Despite some very silly—and funny (well, not really Paul Mazursky’s call, it’s Paul Mazursky after all)—opening shenanigans, it quickly turns into a very dramatic episode.
The opening antics involve station “Star Trek” nerd Patrick Kerr—weird how Paramount self-advertised its properties in the nineties—organizing a petition to get an homage to Peri Gilpin on “Trek.” It’s kind of lazy writing from Ian Gurvitz, but he makes up for it going forward. It’s funny, it’s just easy.
The main plot is Maris going missing, causing David Hyde Pierce to panic… after a delay; Maris not speaking to him for three days straight doesn’t raise any eyebrows. There’s a big scene at Hyde Pierce’s house with the family—Kelsey Grammer gets there last, John Mahoney is already phoning his cop buddies to put out a search—“thin, very thin; Caucasian, very Caucasian” is a great bit—and Jane Leeves gets to do her psychic thing for the first time in a while.
It’s a really funny scene (you’ve got to wonder how Maris not being an actual character affected the trajectory of long-term story arcs), culminating in Grammer butting into Hyde Pierce’s martial problems to offer some advice. Much to Mahoney’s chagrin, which is going to be a running subplot with a great punchline.
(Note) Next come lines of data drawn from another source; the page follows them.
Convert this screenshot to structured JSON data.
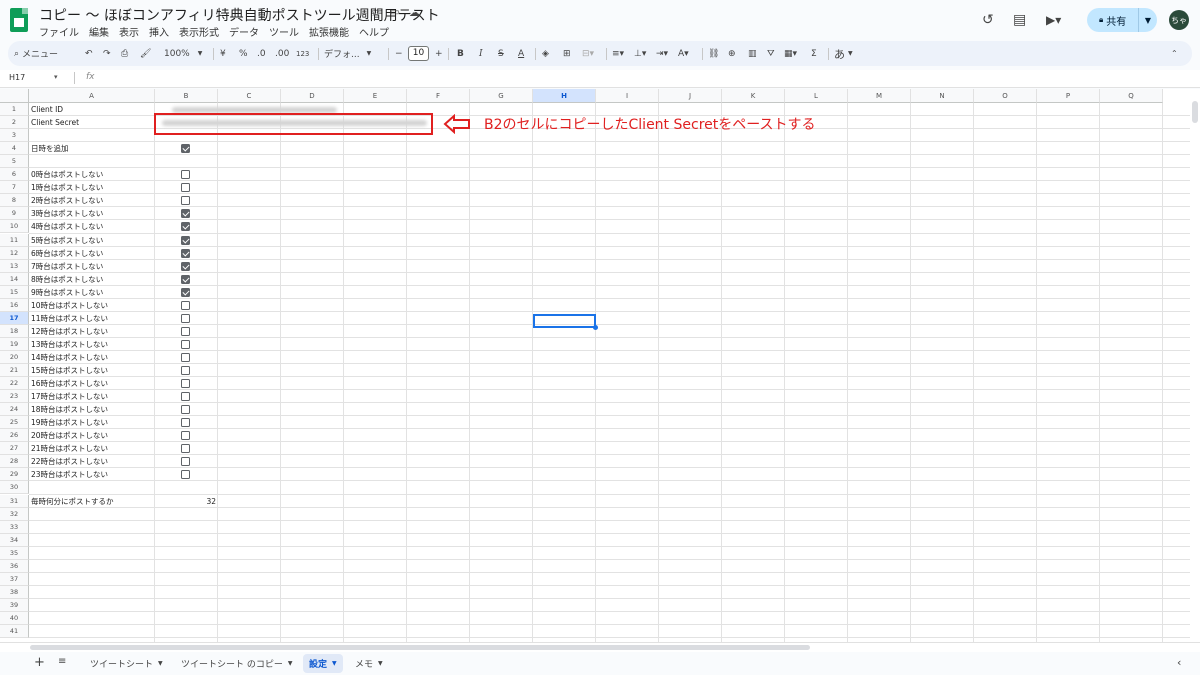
{
  "app": {
    "title": "コピー ～ ほぼコンアフィリ特典自動ポストツール週間用テスト",
    "menu": [
      "ファイル",
      "編集",
      "表示",
      "挿入",
      "表示形式",
      "データ",
      "ツール",
      "拡張機能",
      "ヘルプ"
    ],
    "share_label": "共有",
    "avatar": "ちゃ"
  },
  "toolbar": {
    "search": "メニュー",
    "zoom": "100%",
    "currency": "¥",
    "percent": "%",
    "dec_dec": ".0",
    "dec_inc": ".00",
    "num_format": "123",
    "font": "デフォ...",
    "font_size": "10",
    "minus": "−",
    "plus": "+",
    "bold": "B",
    "italic": "I",
    "input_tool": "あ"
  },
  "formula_bar": {
    "name_box": "H17",
    "fx": "fx"
  },
  "grid": {
    "columns": [
      "A",
      "B",
      "C",
      "D",
      "E",
      "F",
      "G",
      "H",
      "I",
      "J",
      "K",
      "L",
      "M",
      "N",
      "O",
      "P",
      "Q"
    ],
    "selected_column": "H",
    "selected_row": 17,
    "row_count": 41,
    "rows": [
      {
        "row": 1,
        "label": "Client ID",
        "value_blurred": true
      },
      {
        "row": 2,
        "label": "Client Secret",
        "value_blurred": true
      },
      {
        "row": 4,
        "label": "日時を追加",
        "checkbox": true
      },
      {
        "row": 6,
        "label": "0時台はポストしない",
        "checkbox": false
      },
      {
        "row": 7,
        "label": "1時台はポストしない",
        "checkbox": false
      },
      {
        "row": 8,
        "label": "2時台はポストしない",
        "checkbox": false
      },
      {
        "row": 9,
        "label": "3時台はポストしない",
        "checkbox": true
      },
      {
        "row": 10,
        "label": "4時台はポストしない",
        "checkbox": true
      },
      {
        "row": 11,
        "label": "5時台はポストしない",
        "checkbox": true
      },
      {
        "row": 12,
        "label": "6時台はポストしない",
        "checkbox": true
      },
      {
        "row": 13,
        "label": "7時台はポストしない",
        "checkbox": true
      },
      {
        "row": 14,
        "label": "8時台はポストしない",
        "checkbox": true
      },
      {
        "row": 15,
        "label": "9時台はポストしない",
        "checkbox": true
      },
      {
        "row": 16,
        "label": "10時台はポストしない",
        "checkbox": false
      },
      {
        "row": 17,
        "label": "11時台はポストしない",
        "checkbox": false
      },
      {
        "row": 18,
        "label": "12時台はポストしない",
        "checkbox": false
      },
      {
        "row": 19,
        "label": "13時台はポストしない",
        "checkbox": false
      },
      {
        "row": 20,
        "label": "14時台はポストしない",
        "checkbox": false
      },
      {
        "row": 21,
        "label": "15時台はポストしない",
        "checkbox": false
      },
      {
        "row": 22,
        "label": "16時台はポストしない",
        "checkbox": false
      },
      {
        "row": 23,
        "label": "17時台はポストしない",
        "checkbox": false
      },
      {
        "row": 24,
        "label": "18時台はポストしない",
        "checkbox": false
      },
      {
        "row": 25,
        "label": "19時台はポストしない",
        "checkbox": false
      },
      {
        "row": 26,
        "label": "20時台はポストしない",
        "checkbox": false
      },
      {
        "row": 27,
        "label": "21時台はポストしない",
        "checkbox": false
      },
      {
        "row": 28,
        "label": "22時台はポストしない",
        "checkbox": false
      },
      {
        "row": 29,
        "label": "23時台はポストしない",
        "checkbox": false
      },
      {
        "row": 31,
        "label": "毎時何分にポストするか",
        "number": "32"
      }
    ]
  },
  "annotation": {
    "text": "B2のセルにコピーしたClient Secretをペーストする",
    "color": "#e02020"
  },
  "sheet_tabs": [
    {
      "label": "ツイートシート",
      "active": false
    },
    {
      "label": "ツイートシート のコピー",
      "active": false
    },
    {
      "label": "設定",
      "active": true
    },
    {
      "label": "メモ",
      "active": false
    }
  ]
}
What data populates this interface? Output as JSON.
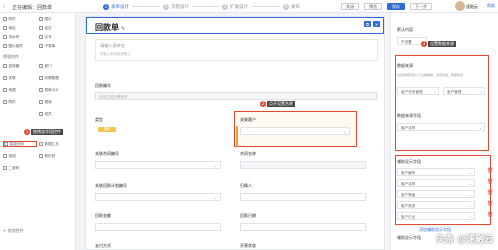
{
  "topbar": {
    "back_label": "‹",
    "editing_label": "正在编辑：回款单",
    "steps": [
      {
        "num": "1",
        "label": "表单设计"
      },
      {
        "num": "2",
        "label": "流程设计"
      },
      {
        "num": "3",
        "label": "扩展设计"
      },
      {
        "num": "4",
        "label": "发布"
      }
    ],
    "buttons": {
      "close": "关闭",
      "preview": "预览",
      "save": "保存",
      "next": "下一步"
    },
    "help": "帮助",
    "user_name": "速融云"
  },
  "left_panel": {
    "items_top": [
      "附件",
      "图片",
      "地址",
      "定位",
      "流水号",
      "手写",
      "图片组件",
      "子表单"
    ],
    "section_advanced": "增强控件",
    "items_adv": [
      "选择器",
      "部门",
      "关联",
      "关联数据",
      "地图",
      "表单卡片",
      "附件",
      "搜索",
      "成员",
      "数据汇总",
      "智能扫码",
      "按钮",
      "条形码",
      "二维码"
    ],
    "section_more": "+ 其他控件",
    "highlighted_item": "智能扫码"
  },
  "callouts": {
    "one": {
      "num": "1",
      "text": "拖拽该字段控件"
    },
    "two": {
      "num": "2",
      "text": "点开设置名称"
    },
    "three": {
      "num": "3",
      "text": "设置数据来源"
    }
  },
  "form": {
    "title": "回款单",
    "desc_placeholder": "请输入表单名",
    "desc_sub": "请输入表单描述备注",
    "fields": {
      "code_label": "回款编号",
      "code_hint": "自动生成无需填写",
      "type_label": "类型",
      "type_tag": "回款",
      "customer_label": "关联客户",
      "contract_label": "关联合同编号",
      "contract_name_label": "合同名称",
      "plan_label": "关联回款计划编号",
      "applicant_label": "归属人",
      "amount_label": "回款金额",
      "date_label": "回款日期",
      "method_label": "支付方式",
      "status_label": "开票状态"
    }
  },
  "right_panel": {
    "default_label": "默认内容",
    "default_value": "不设置",
    "source_label": "数据来源",
    "source_hint": "将选择绑定到以下表单数据，支持筛选、数据联动",
    "source_a": "客户关系管理",
    "source_b": "客户管理",
    "field_label": "数据来源字段",
    "field_value": "客户名称",
    "aux_label": "辅助显示字段",
    "aux_rows": [
      "客户编号",
      "客户名称",
      "客户等级",
      "客户类型",
      "客户行业"
    ],
    "add_link": "添加辅助显示字段",
    "aux_label2": "辅助显示字段"
  },
  "watermark": "头条 @速融云",
  "colors": {
    "accent": "#2f6bd8",
    "annotation": "#e0482f",
    "tag": "#f3c34d"
  }
}
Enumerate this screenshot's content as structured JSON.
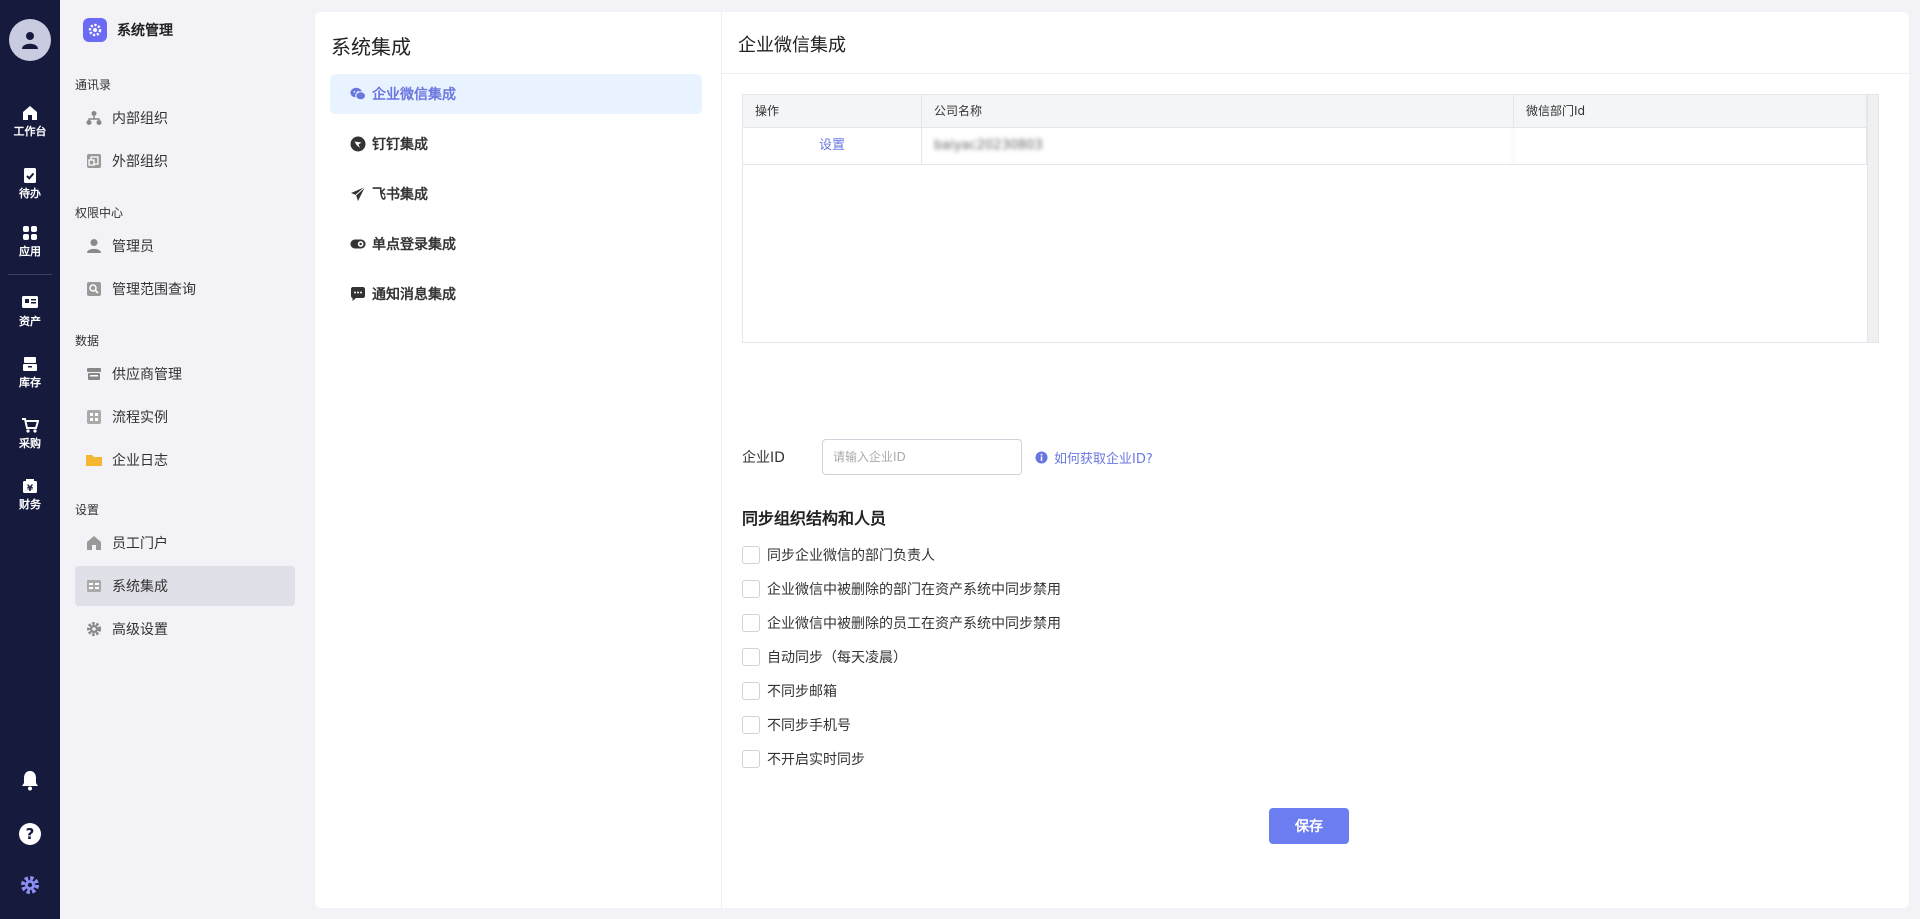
{
  "rail": {
    "items": [
      {
        "label": "工作台",
        "icon": "home-icon"
      },
      {
        "label": "待办",
        "icon": "clipboard-check-icon"
      },
      {
        "label": "应用",
        "icon": "apps-grid-icon"
      },
      {
        "label": "资产",
        "icon": "asset-card-icon"
      },
      {
        "label": "库存",
        "icon": "inventory-icon"
      },
      {
        "label": "采购",
        "icon": "shopping-cart-icon"
      },
      {
        "label": "财务",
        "icon": "finance-icon"
      }
    ],
    "bottom_icons": [
      "bell-icon",
      "help-icon",
      "settings-gear-icon"
    ]
  },
  "sidebar": {
    "title": "系统管理",
    "groups": [
      {
        "label": "通讯录",
        "items": [
          {
            "label": "内部组织"
          },
          {
            "label": "外部组织"
          }
        ]
      },
      {
        "label": "权限中心",
        "items": [
          {
            "label": "管理员"
          },
          {
            "label": "管理范围查询"
          }
        ]
      },
      {
        "label": "数据",
        "items": [
          {
            "label": "供应商管理"
          },
          {
            "label": "流程实例"
          },
          {
            "label": "企业日志"
          }
        ]
      },
      {
        "label": "设置",
        "items": [
          {
            "label": "员工门户"
          },
          {
            "label": "系统集成",
            "active": true
          },
          {
            "label": "高级设置"
          }
        ]
      }
    ]
  },
  "integration": {
    "title": "系统集成",
    "items": [
      {
        "label": "企业微信集成",
        "active": true
      },
      {
        "label": "钉钉集成"
      },
      {
        "label": "飞书集成"
      },
      {
        "label": "单点登录集成"
      },
      {
        "label": "通知消息集成"
      }
    ]
  },
  "detail": {
    "title": "企业微信集成",
    "table": {
      "columns": [
        "操作",
        "公司名称",
        "微信部门Id"
      ],
      "rows": [
        {
          "action": "设置",
          "company": "baiyac20230803",
          "dept_id": ""
        }
      ]
    },
    "corp_id": {
      "label": "企业ID",
      "placeholder": "请输入企业ID",
      "value": "",
      "help": "如何获取企业ID?"
    },
    "sync": {
      "title": "同步组织结构和人员",
      "options": [
        {
          "label": "同步企业微信的部门负责人",
          "checked": false
        },
        {
          "label": "企业微信中被删除的部门在资产系统中同步禁用",
          "checked": false
        },
        {
          "label": "企业微信中被删除的员工在资产系统中同步禁用",
          "checked": false
        },
        {
          "label": "自动同步（每天凌晨）",
          "checked": false
        },
        {
          "label": "不同步邮箱",
          "checked": false
        },
        {
          "label": "不同步手机号",
          "checked": false
        },
        {
          "label": "不开启实时同步",
          "checked": false
        }
      ]
    },
    "save_label": "保存"
  },
  "colors": {
    "rail_bg": "#161a3d",
    "accent": "#6b77e0",
    "save_button": "#6b7df0",
    "active_integration_bg": "#e9f2ff",
    "folder_icon": "#f5b731"
  }
}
It quickly turns into a Hyde Pierce showcase and a very good one. Grammer—and Mahoney—still get things to do and there’s a fun small bit for Leeves, but it’s Hyde Pierce’s show in the end. Great supporting work from Irene Olga López as the maid too.
And although Philip Charles MacKenzie’s been doing a fine job directing most of the season’s episodes, this one is the first where it’s particularly well-done. The way the episode toggles from comedy to drama and back, sometimes in the span of a sentence or two, is outstanding.
It’s one of those exemplar “Frasier” episodes.
Oh, and the end credit bit is pretty great too.